Many of us want the by product of a committed relationship, exclusivity, intimacy, companionship, stability and more. But we don’t understand immediately that self control and commitment aren’t one in the same and to be committed we must practice self control.

This is evident in the ways individuals can take on the commitment of an exclusive relationship or even enter into the union of marriage then cheat on one another and swear they’re committed; they lack self-control.  The lack of self-control will have you trying to fulfill your every whim as it pertains your ideals and with people other than your s/o or spouse.

I’d even go as far as to say if we aren’t practicing self control in our relationships we are not committed.  It takes more than just having the title of boyfriend, girlfriend, husband and wife to be committed.

It takes you being able to see someone you’re attracted to and may even  have a strong chemistry with, and still make the choice to not entertain them and or the thought of what you could do to and with them.  It takes your ego taking the back seat  and not talking to people just to see if you’ve still got it, no flirting to see what happens, no hiding social media messages or text messages because they could prove to  make you look unfaithful.

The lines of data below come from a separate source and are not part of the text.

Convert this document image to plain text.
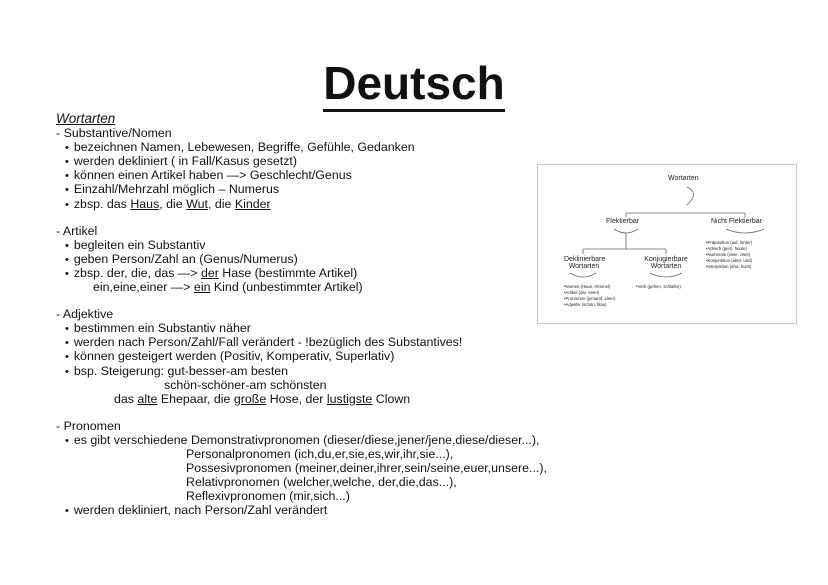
Deutsch
Wortarten
- Substantive/Nomen
• bezeichnen Namen, Lebewesen, Begriffe, Gefühle, Gedanken
• werden dekliniert ( in Fall/Kasus gesetzt)
• können einen Artikel haben —> Geschlecht/Genus
• Einzahl/Mehrzahl möglich – Numerus
• zbsp. das Haus, die Wut, die Kinder
- Artikel
• begleiten ein Substantiv
• geben Person/Zahl an (Genus/Numerus)
• zbsp. der, die, das —> der Hase (bestimmte Artikel)
ein,eine,einer —> ein Kind (unbestimmter Artikel)
- Adjektive
• bestimmen ein Substantiv näher
• werden nach Person/Zahl/Fall verändert - !bezüglich des Substantives!
• können gesteigert werden (Positiv, Komperativ, Superlativ)
• bsp. Steigerung: gut-besser-am besten
schön-schöner-am schönsten
das alte Ehepaar, die große Hose, der lustigste Clown
- Pronomen
• es gibt verschiedene Demonstrativpronomen (dieser/diese,jener/jene,diese/dieser...),
Personalpronomen (ich,du,er,sie,es,wir,ihr,sie...),
Possesivpronomen (meiner,deiner,ihrer,sein/seine,euer,unsere...),
Relativpronomen (welcher,welche, der,die,das...),
Reflexivpronomen (mir,sich...)
• werden dekliniert, nach Person/Zahl verändert
Wortarten
Flektierbar	Nicht Flektierbar
Deklinierbare
Wortarten
Konjugierbare
Wortarten
• Nomen (Haus, Himmel)
• Artikel (der, einer)
• Pronomen (jemand, einer)
• Adjektiv (schön, blau)
• Verb (gehen, schlafen)
• Präposition (auf, hinter)
• Adverb (gern, heute)
• Numerale (viele, zwei)
• Konjunktion (aber, und)
• Interjektion (aha, huch)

It takes you considering the commitment you made however many seconds, minutes, hours, days, weeks, months, or years ago. It can also be as simple as deciding to treat your spouse or significant other the way you truly want to be treated; you know you desire loyalty, you desire to be able to trust your partner, to know they’re for you and not for anybody else. Give what you expect to be mirrored, considering these things I believe will minimize  infidelity. And please know that what you do will be discovered somehow and someday, secrets of all sorts have a way of coming out when you least expect them to.

Work to say and do things you wouldn’t mind your significant other finding out about; the choice is yours practice self-control to better uphold and exemplify your commitment.